Gibt es eine bestimmte Geschichte, an die du besonders gerne zurückdenkst?
Grundsätzlich sind es fast immer schöne Begegnungen, bei denen sich die Leute immer freuen, dass Interesse da ist. Bei dem Re-Issue von Ahmed Malek beispielsweise hatten wir bis zum Release immer nur telefonischen Kontakt mit seiner Tochter. Dann haben wir sie irgendwann in Algerien besucht und es stellte sich heraus, dass sie in irgendeinem Schrank noch zwei volle Kisten alter Master-Bänder rumliegen hatte, die jetzt alle zu einem Re-Issue verarbeitet worden sind. Manchmal ergeben sich eben nochmal ganz andere Sachen, wenn man sich persönlich trifft.
Wie sehr schmerzt dich in diesem Zusammenhang das von Teilen der Welt propagierte, stereotypische Bild von der arabischen Welt und von Muslimen?
Dass ich dem natürlich ablehnend gegenüber stehe, darin unterscheide ich mich jetzt nicht großartig von dir oder sonstigen Leuten, mit denen ich zu tun habe. Klar ergibt sich dann oftmals nochmal ein anderes Bild, wenn man viel vor Ort ist. Aber das ist ja immer die Essenz von Rassismus: Dass er nämlich vor allem bei Leuten hervorragend funktioniert, die diese Berührungspunkte nicht haben. Das ist bei der Islamophobie nichts anderes. Die ist beispielsweise in Sachsen, wo es praktisch kaum Muslime gibt, viel größer als in Berlin-Neukölln, wo sie trotz einer ganz anderen Lebensrealität viel weniger verbreitet ist.
Arabische Musik hat einen nicht geringen Impact auf westliche Popmusik gehabt und hat ihn nach wie vor. Wieso sind viele der Stücke hierzulande trotzdem nie populär geworden oder in Vergessenheit geraten?

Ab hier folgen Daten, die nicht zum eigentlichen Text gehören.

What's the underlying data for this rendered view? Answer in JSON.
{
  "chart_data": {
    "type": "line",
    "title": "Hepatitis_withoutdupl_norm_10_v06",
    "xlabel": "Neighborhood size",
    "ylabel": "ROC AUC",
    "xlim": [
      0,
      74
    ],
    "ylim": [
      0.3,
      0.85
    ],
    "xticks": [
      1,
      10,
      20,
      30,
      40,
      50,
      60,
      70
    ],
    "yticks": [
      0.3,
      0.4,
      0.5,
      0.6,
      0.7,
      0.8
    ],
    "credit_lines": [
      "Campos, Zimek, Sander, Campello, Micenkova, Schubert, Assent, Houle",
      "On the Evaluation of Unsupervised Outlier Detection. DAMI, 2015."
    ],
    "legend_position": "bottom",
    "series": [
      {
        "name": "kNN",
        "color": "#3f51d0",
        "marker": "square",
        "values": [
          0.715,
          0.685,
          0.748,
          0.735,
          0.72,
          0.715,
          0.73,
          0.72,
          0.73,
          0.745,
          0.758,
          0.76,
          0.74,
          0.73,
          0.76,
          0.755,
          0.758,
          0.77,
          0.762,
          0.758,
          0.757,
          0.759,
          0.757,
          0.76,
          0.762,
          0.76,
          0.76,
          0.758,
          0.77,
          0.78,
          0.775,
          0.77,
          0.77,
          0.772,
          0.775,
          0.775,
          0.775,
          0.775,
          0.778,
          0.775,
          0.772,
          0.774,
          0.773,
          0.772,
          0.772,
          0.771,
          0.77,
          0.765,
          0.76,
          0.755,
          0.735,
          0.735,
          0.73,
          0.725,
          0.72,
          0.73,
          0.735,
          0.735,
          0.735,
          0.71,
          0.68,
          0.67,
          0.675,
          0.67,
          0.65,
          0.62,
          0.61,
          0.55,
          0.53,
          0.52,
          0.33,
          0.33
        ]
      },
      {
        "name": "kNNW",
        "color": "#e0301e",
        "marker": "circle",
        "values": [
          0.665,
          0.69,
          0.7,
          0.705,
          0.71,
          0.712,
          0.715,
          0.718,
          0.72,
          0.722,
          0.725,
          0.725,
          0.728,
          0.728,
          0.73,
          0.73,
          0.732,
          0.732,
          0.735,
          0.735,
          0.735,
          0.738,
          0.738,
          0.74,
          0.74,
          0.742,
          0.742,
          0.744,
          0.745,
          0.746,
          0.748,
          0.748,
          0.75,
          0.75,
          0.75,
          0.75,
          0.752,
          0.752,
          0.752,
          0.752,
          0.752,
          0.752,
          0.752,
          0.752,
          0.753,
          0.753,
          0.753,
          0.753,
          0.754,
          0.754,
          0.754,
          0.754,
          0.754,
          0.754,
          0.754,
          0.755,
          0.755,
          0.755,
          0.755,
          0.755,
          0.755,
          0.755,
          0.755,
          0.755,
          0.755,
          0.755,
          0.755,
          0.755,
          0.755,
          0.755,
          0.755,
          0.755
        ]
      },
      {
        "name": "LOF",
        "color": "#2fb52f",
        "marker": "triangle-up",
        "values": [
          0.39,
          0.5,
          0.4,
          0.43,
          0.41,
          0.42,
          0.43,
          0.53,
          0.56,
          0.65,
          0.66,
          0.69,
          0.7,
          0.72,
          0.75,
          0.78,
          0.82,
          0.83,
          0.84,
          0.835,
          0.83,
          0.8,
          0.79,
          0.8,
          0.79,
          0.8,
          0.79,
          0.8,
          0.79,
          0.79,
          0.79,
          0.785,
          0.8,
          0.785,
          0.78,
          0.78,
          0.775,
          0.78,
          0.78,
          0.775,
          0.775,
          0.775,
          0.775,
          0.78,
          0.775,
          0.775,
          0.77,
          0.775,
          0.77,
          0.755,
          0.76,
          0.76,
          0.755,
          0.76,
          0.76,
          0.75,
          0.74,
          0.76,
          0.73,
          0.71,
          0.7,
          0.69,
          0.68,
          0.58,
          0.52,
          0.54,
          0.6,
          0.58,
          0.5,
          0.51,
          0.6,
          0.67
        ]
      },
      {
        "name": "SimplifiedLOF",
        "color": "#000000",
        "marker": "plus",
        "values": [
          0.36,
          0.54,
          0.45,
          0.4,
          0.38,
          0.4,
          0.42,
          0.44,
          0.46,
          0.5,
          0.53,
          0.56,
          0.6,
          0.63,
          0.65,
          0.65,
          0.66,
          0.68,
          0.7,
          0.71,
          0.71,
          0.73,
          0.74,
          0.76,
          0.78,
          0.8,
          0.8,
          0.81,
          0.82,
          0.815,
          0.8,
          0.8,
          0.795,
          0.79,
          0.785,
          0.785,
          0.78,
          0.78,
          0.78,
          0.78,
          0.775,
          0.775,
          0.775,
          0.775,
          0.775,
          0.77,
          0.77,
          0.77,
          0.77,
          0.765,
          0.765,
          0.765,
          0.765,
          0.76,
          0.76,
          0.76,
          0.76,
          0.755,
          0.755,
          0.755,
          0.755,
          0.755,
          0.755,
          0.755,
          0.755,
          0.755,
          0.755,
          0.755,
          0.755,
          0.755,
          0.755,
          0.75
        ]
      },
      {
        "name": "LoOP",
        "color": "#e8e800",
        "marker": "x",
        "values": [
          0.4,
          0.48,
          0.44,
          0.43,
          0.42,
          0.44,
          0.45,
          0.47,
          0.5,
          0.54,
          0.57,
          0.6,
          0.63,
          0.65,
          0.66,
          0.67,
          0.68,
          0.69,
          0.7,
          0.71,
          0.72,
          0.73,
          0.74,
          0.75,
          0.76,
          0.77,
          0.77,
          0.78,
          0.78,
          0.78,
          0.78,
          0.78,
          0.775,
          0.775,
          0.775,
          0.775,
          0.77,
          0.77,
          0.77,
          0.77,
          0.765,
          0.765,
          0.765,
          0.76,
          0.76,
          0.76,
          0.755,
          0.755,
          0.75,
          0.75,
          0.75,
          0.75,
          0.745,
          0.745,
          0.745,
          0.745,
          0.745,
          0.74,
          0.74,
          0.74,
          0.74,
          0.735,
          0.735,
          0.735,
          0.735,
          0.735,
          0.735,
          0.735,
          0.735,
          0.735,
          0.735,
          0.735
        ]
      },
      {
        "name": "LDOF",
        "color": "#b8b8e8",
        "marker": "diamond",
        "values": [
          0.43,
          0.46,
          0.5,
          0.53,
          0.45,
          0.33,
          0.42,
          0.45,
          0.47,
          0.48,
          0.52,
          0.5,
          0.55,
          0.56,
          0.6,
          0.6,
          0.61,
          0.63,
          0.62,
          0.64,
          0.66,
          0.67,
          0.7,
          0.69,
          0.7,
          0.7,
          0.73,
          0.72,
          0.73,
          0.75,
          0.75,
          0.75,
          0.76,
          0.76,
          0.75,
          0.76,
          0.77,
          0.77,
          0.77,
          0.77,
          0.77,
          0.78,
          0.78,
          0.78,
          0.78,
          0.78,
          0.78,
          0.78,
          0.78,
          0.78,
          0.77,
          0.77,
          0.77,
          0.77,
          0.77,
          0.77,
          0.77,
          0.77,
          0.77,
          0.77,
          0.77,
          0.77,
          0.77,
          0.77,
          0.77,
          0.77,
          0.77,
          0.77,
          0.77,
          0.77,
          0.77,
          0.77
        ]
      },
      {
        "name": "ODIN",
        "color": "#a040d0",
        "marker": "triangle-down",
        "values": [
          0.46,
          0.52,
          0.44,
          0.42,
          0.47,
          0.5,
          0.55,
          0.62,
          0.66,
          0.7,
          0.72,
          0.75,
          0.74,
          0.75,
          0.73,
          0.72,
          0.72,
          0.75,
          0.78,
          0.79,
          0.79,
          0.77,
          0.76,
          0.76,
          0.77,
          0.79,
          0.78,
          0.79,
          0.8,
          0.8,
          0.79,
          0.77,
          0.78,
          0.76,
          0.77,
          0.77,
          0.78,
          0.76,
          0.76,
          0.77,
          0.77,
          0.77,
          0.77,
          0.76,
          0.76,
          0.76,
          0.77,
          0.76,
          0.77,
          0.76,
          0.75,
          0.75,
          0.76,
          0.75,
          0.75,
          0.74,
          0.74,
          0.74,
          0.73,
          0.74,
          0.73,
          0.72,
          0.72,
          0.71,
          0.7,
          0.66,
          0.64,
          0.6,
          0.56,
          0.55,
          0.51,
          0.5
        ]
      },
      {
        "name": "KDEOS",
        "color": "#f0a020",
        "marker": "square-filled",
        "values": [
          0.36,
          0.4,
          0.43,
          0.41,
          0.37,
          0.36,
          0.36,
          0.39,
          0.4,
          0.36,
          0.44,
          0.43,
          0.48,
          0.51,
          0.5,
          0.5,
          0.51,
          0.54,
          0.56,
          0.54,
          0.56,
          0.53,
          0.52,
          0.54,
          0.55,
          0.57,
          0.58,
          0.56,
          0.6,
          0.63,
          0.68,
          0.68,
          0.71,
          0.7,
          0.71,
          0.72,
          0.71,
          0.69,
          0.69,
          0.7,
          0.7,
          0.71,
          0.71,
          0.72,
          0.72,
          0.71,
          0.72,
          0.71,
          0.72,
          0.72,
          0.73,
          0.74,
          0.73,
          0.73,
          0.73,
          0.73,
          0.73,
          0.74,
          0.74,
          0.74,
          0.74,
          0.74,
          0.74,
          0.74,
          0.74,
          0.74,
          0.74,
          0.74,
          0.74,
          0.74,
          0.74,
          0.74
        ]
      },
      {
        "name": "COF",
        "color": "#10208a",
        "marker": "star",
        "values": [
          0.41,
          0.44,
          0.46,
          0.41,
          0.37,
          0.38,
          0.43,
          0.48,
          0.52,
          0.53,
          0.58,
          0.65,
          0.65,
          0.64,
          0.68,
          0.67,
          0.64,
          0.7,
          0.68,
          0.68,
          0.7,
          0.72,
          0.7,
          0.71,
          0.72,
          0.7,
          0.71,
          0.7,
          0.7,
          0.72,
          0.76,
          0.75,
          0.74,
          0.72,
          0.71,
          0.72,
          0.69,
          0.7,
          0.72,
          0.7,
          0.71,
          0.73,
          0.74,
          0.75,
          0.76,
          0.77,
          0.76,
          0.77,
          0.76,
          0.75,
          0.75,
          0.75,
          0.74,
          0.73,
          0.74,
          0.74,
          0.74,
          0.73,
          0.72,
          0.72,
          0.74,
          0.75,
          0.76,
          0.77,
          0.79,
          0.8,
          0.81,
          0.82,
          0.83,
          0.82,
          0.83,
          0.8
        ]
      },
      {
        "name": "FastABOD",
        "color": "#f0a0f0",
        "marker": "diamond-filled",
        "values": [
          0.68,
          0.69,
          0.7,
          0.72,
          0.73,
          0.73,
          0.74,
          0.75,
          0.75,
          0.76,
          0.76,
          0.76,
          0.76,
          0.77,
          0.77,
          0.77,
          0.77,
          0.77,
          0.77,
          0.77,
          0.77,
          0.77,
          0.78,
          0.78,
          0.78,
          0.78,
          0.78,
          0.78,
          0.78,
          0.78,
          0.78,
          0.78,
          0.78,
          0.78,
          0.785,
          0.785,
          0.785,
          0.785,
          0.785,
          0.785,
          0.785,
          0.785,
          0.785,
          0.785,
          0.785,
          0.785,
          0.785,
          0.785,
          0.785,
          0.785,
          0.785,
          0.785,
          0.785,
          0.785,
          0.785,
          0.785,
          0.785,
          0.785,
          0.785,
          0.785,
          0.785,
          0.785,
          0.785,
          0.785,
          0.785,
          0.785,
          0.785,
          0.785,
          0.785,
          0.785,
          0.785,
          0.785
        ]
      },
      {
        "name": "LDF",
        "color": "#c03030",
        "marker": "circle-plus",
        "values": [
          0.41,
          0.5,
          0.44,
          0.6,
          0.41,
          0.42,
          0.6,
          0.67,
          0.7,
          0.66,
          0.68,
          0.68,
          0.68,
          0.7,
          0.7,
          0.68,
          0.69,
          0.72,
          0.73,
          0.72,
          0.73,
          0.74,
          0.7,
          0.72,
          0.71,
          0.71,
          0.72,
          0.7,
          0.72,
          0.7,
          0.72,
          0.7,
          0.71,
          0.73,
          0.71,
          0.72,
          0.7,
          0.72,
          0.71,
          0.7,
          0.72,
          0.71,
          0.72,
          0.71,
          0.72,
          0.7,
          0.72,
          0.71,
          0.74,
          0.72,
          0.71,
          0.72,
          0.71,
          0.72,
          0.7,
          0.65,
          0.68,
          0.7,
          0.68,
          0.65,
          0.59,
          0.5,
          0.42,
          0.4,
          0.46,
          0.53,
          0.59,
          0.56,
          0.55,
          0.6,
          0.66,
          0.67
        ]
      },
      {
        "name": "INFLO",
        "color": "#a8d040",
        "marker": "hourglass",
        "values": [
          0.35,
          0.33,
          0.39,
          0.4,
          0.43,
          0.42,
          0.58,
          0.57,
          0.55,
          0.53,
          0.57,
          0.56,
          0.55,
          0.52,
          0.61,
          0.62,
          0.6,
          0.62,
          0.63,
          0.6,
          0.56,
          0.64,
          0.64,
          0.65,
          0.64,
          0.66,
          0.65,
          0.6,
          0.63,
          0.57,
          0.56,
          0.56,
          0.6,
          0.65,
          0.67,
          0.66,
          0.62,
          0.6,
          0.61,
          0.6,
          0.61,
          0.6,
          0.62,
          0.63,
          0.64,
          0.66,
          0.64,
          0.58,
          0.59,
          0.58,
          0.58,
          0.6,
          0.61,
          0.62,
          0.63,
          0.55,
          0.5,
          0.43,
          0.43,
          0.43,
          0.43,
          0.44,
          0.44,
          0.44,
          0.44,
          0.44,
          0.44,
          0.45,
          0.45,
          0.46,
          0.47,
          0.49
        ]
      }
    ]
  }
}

Ich denke, die Sounds, die westliche Popmusik beeinflusst haben, sind eher die Sounds, die in der Region bereits extrem groß waren. Das sind ja meist nicht die ganz obskuren Sachen. Und dass Musik, die in einer bestimmten, kleinen Nische stattfindet, dann relativ schnell wieder in Vergessenheit gerät, sobald dieses kleine Subgenre aufhört zu existieren, ist halt ein globales Phänomen. Wenn du in Deutschland durch die Fußgängerzone laufen und Leute nach irgendeiner abgedrehten Kaufhaus-Band fragen würdest, würde sich auch in Deutschland niemand mehr daran erinnern. Aber gerade in Zeiten digitaler Kommunikation bildet sich wieder Interesse, weil Leute, die eigentlich sehr weit weg von dieser Musik sind, die Möglichkeit haben, Zugang zu bekommen. Aber man kann das nicht generalisieren. Ahmed Maleks Musik zum Beispiel kennen sehr wohl Leute aus Algerien, den Künstler aber nicht unbedingt. Bei Soundtrack-Musikern ist es sowieso verbreiteter, dass der Künstler da nicht in den Vordergrund rückt. Der Grad, inwieweit einzelne Künstler in Vergessenheit geraten sind, unterscheidet sich sicherlich. Es liegt einfach daran, dass viele Künstler, die mich interessieren, damals nicht besonders groß waren. Das waren keine Mainstream-Künstler.
Wie viele Platten mit arabischer Musik haben sich über die Jahre bei dir angesammelt?
Gar nicht mal so viele. Dadurch, dass ich mich für einen sehr spezifischen Sound interessiere, hält sich das in Grenzen. Das sind ein paar hundert, aber nicht ein paar tausend. Und tendenziell eher 7-Inch-Singles als LPs. Je obskurer die Band war, desto weniger hat sie Geld für Studiozeit gehabt. Und eine LP war in der Produktion immer teurer als eine 7-Inch.